Moroto District Education Officer, Paul Oputa says that his office has organized special training for teachers to refresh and prepare to receive learners for the new academic year. Oputa added that they have also instructed head teachers to report back to their respective schools to monitor the student registration exercise.
He explained that they have always tried their best to ensure that children stay in school but their effort is frustrated by the parents who still have a negative attitude towards education. Oputa is however optimistic that there will be a high enrollment of learners this time around because of the new strategies they are putting in place to increase access to quality education.
Meanwhile in Kotido district, the elders have taken charge of the drive to mobilise and encourage children to go back to school. John Bosco Akore, the Secretary of the Kotido Elders Council said they have established an education committee from each clan that will be responsible for mobilizing children to go back to school.
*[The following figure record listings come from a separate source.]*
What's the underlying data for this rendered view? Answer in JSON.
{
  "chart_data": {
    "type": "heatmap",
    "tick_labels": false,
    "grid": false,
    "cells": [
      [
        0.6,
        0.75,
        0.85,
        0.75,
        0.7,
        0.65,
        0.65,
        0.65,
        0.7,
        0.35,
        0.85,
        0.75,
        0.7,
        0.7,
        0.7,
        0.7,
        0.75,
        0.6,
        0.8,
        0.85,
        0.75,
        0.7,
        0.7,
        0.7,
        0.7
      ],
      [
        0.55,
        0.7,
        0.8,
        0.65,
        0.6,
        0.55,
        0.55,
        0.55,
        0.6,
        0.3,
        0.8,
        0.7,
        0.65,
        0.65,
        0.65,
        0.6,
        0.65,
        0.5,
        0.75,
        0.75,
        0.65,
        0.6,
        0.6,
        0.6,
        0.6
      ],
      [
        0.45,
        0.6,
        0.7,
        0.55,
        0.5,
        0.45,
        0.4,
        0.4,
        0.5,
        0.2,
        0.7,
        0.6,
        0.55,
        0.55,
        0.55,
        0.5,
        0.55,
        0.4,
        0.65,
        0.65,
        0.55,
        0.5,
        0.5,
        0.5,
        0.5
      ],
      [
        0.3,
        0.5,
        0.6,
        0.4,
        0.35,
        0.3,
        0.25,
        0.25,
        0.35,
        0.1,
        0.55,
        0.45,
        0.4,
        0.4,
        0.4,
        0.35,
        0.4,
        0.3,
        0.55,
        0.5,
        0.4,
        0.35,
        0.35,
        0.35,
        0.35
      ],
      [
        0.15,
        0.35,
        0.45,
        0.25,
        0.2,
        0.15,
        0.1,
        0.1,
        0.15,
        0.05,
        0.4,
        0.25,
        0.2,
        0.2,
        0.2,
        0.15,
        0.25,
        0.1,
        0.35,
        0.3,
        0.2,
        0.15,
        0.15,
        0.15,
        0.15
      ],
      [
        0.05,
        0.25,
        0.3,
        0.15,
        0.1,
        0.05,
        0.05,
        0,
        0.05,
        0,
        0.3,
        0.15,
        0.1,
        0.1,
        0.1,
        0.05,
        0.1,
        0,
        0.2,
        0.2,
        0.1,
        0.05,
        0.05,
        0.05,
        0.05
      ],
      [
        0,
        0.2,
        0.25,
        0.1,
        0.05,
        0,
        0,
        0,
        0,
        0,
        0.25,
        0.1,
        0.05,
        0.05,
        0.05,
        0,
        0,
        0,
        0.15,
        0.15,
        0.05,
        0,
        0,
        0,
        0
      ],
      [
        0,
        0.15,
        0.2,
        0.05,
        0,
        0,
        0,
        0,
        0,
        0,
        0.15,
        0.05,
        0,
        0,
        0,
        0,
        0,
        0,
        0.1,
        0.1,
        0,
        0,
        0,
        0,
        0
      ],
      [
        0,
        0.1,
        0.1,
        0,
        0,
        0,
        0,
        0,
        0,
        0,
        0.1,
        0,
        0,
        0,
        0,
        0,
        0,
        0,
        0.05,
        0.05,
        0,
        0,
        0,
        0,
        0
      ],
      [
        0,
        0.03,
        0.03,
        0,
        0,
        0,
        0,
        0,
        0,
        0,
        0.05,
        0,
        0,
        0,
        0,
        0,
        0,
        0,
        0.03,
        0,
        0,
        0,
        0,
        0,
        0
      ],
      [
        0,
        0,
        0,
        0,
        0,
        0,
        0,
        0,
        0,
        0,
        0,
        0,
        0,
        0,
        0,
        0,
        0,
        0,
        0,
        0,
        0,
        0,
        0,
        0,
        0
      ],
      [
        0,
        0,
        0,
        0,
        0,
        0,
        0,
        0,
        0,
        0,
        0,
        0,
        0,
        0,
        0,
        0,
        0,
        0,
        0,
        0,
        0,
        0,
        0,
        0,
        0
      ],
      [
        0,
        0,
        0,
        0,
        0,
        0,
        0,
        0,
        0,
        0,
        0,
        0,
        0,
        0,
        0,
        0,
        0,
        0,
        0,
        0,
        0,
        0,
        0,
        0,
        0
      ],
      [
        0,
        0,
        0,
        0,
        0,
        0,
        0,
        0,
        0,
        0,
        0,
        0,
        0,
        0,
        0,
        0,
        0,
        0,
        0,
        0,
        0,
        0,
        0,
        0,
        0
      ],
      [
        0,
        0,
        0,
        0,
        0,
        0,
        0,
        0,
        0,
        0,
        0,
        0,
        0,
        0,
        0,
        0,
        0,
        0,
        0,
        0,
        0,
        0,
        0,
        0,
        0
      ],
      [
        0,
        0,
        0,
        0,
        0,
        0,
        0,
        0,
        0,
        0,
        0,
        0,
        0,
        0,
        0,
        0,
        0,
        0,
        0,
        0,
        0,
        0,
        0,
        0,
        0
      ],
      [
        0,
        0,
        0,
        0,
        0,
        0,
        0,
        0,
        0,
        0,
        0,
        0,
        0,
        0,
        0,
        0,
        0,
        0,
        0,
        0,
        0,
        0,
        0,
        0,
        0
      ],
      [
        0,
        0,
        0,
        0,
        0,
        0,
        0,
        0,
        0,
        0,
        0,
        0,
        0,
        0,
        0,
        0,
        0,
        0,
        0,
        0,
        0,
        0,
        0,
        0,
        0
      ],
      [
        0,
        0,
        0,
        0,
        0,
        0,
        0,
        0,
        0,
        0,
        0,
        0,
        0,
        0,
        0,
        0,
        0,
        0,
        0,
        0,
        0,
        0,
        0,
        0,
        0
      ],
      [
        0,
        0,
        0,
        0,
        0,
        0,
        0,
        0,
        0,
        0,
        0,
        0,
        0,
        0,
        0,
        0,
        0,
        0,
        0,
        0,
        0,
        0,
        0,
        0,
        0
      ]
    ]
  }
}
Akore said the committee shall also be responsible for moving around the villages and kraals to ensure that no child is involved in pastoral activities. He adds that parents will also be punished for keeping their children at home.
Akore noted that boys are now confined in kraals and being trained on raiding skills while the girls are married off at an early age, a practice they are strongly coming out to denounce.
“We have discovered that when the children are allowed to associate with warriors, they grow up with the same mindset of living bush life and raiding as the only alternatives for survival. We want to change that mindset,” Akore said.
He is optimistic that schools would cut the connection between warriors and the young generation which may be groomed and recruited into wrong acts.